Russland verlegt offenbar in Belarus erneut Truppen an Ukraine-Grenze

Die Ukraine geht von gemeinsamen Manövern oder einer Verlagerung von Truppen aus. Für Angriffe seien die Verbände an der Grenze nicht stark genug.

Ein russischer und ein belarussischer Soldat im Februar dieses Jahres. Ukrainische Beobachter gehen davon aus, dass es gemeinsame Manöver der Truppen geben könnte. 
Ein russischer und ein belarussischer Soldat im Februar dieses Jahres. Ukrainische Beobachter gehen davon aus, dass es gemeinsame Manöver der Truppen geben könnte. AFP/Handout/Ministry of Defence Republic of Belarus

Das russische Militär hat ukrainischen Medienberichten zufolge erneut mit der Verlegung stärkerer Truppenverbände an die Grenze von Belarus zur Ukraine begonnen. Neben Panzern, Schützenpanzern und Transportern sei auch diverses militärisches Gerät in die Nähe der Grenze gebracht worden, berichteten die Ukrajinska Prawda und die Agentur Unian am Dienstag unter Berufung auf das belarussische Hacker-Kollektiv Hajun Project. Die Gruppe verfolgt alle Aktionen der dort stationierten russischen Truppen.
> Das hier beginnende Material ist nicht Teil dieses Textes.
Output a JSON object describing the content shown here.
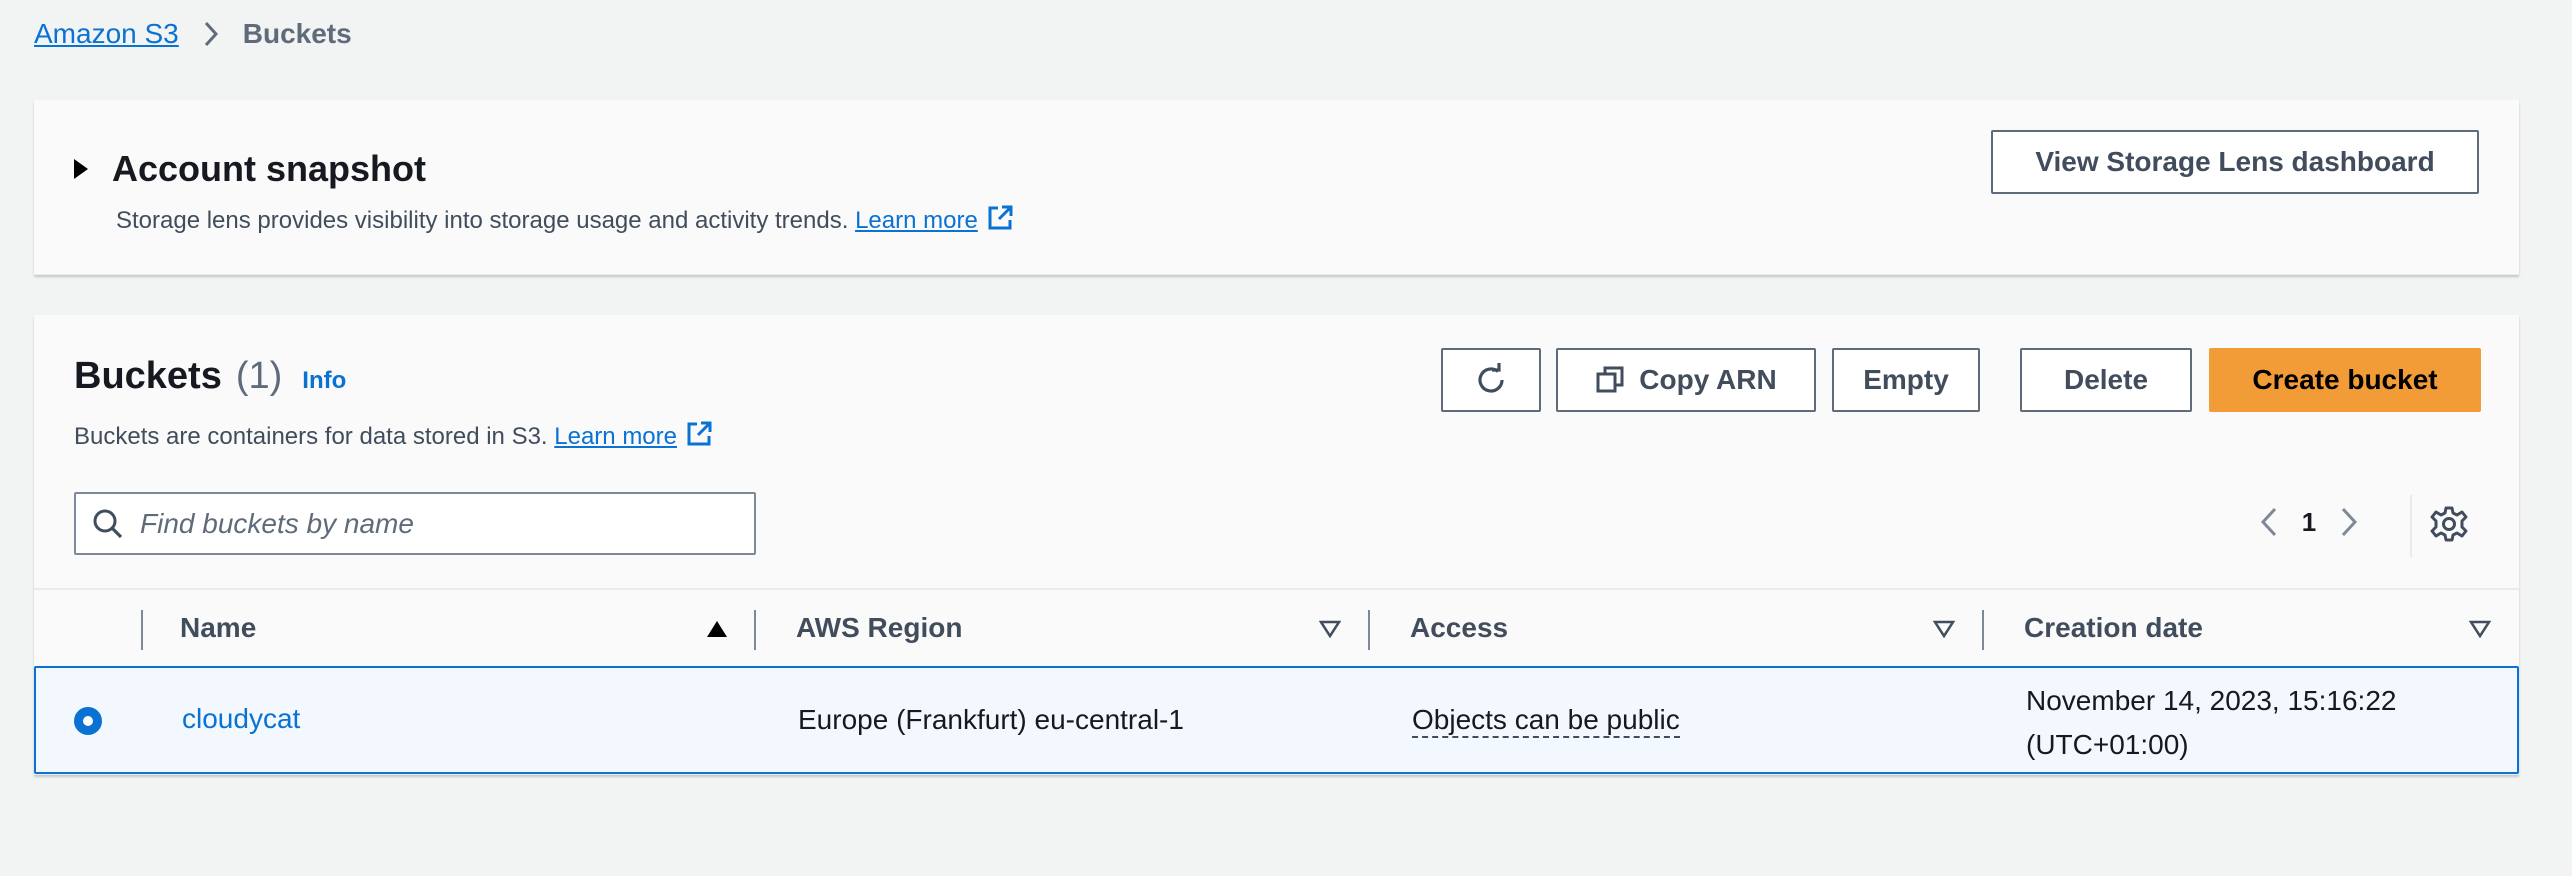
{
  "breadcrumb": {
    "root": "Amazon S3",
    "current": "Buckets"
  },
  "snapshot": {
    "title": "Account snapshot",
    "description": "Storage lens provides visibility into storage usage and activity trends.",
    "learn_more": "Learn more",
    "lens_button": "View Storage Lens dashboard"
  },
  "buckets": {
    "title": "Buckets",
    "count": "(1)",
    "info": "Info",
    "description": "Buckets are containers for data stored in S3.",
    "learn_more": "Learn more",
    "actions": {
      "copy_arn": "Copy ARN",
      "empty": "Empty",
      "delete": "Delete",
      "create": "Create bucket"
    },
    "search_placeholder": "Find buckets by name",
    "page": "1",
    "columns": [
      "Name",
      "AWS Region",
      "Access",
      "Creation date"
    ],
    "rows": [
      {
        "name": "cloudycat",
        "region": "Europe (Frankfurt) eu-central-1",
        "access": "Objects can be public",
        "created_line1": "November 14, 2023, 15:16:22",
        "created_line2": "(UTC+01:00)",
        "selected": true
      }
    ]
  },
  "colors": {
    "link": "#0972d3",
    "primary_button": "#f29c38",
    "selected_row": "#f2f8fd"
  }
}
Die Beobachter gingen davon aus, dass es sich entweder um eine Verlagerung von russischen Truppen aus dem Norden und der Mitte von Belarus oder um eine kurzfristige Verlegung zu gemeinsamen Manövern mit der belarussischen Armee an der Grenze zur Ukraine handelte. Für Angriffshandlungen seien die an die Grenze verlegten Verbände gegenwärtig nicht stark genug, hieß es.

Die ukrainische Militärführung argwöhnt schon länger, dass Russland erneut versuchen könnte, aus Belarus in die Ukraine vorzustoßen. Zu Beginn des Kriegs vor zehn Monaten war eine aus Belarus vordringende russische Kampfgruppe bis in die Vororte von Kiew gelangt, wurde dann aber von den Ukrainern heftig bekämpft und zum Rückzug gezwungen.

Fragezeichen hinter Fähigkeiten der russischen Streitkräfte

Nach Einschätzung der USA ist die russische Führung gespalten in der Frage einer möglichen Winteroffensive. „Ich denke wir sehen widersprüchliche Dinge“, sagte ein US-Regierungsvertreter. In der russischen Führung wollten einige weitere Offensiven gegen die Ukraine führen. „Andere haben echte Fragen über die Fähigkeit Russlands, das tatsächlich zu tun.“

Die Ukraine dagegen zeige trotz des Winterwetters „keine Absicht“, bei der Rückeroberung von Russland besetzter Gebiete nachzulassen, sagte der Regierungsvertreter, der nicht namentlich genannt werden wollte, weiter. „Ich denke, die Russen müssen das einkalkulieren.“ Die USA würden die Ukraine so gut es gehe mit den Mitteln ausrüsten, um „sich effektiv gegen die russische Aggression zu verteidigen“.

Ukraine warnt vor neuem Vorrücken russischer Truppen auf Kiew

Die Ukraine warnt, dass Russland eine Winteroffensive vorbereiten könnte – einschließlich eines erneuten Vorrückens auf die Hauptstadt Kiew, wenn die Böden gefroren sind. Der russische Präsident Wladimir Putin trifft sich nach Kreml-Angaben am Mittwoch mit hochrangigen Militärvertretern, um knapp zehn Monate nach Beginn des Angriffskriegs gegen die Ukraine die Ziele seiner Armee für das kommende Jahr festzulegen.

Russland hatte in den vergangenen Monaten erhebliche militärische Rückschläge erlitten. Unter anderem musste die russische Armee sich aus der nordostukrainischen Region Charkiw und aus der Stadt Cherson im Süden des Landes zurückziehen.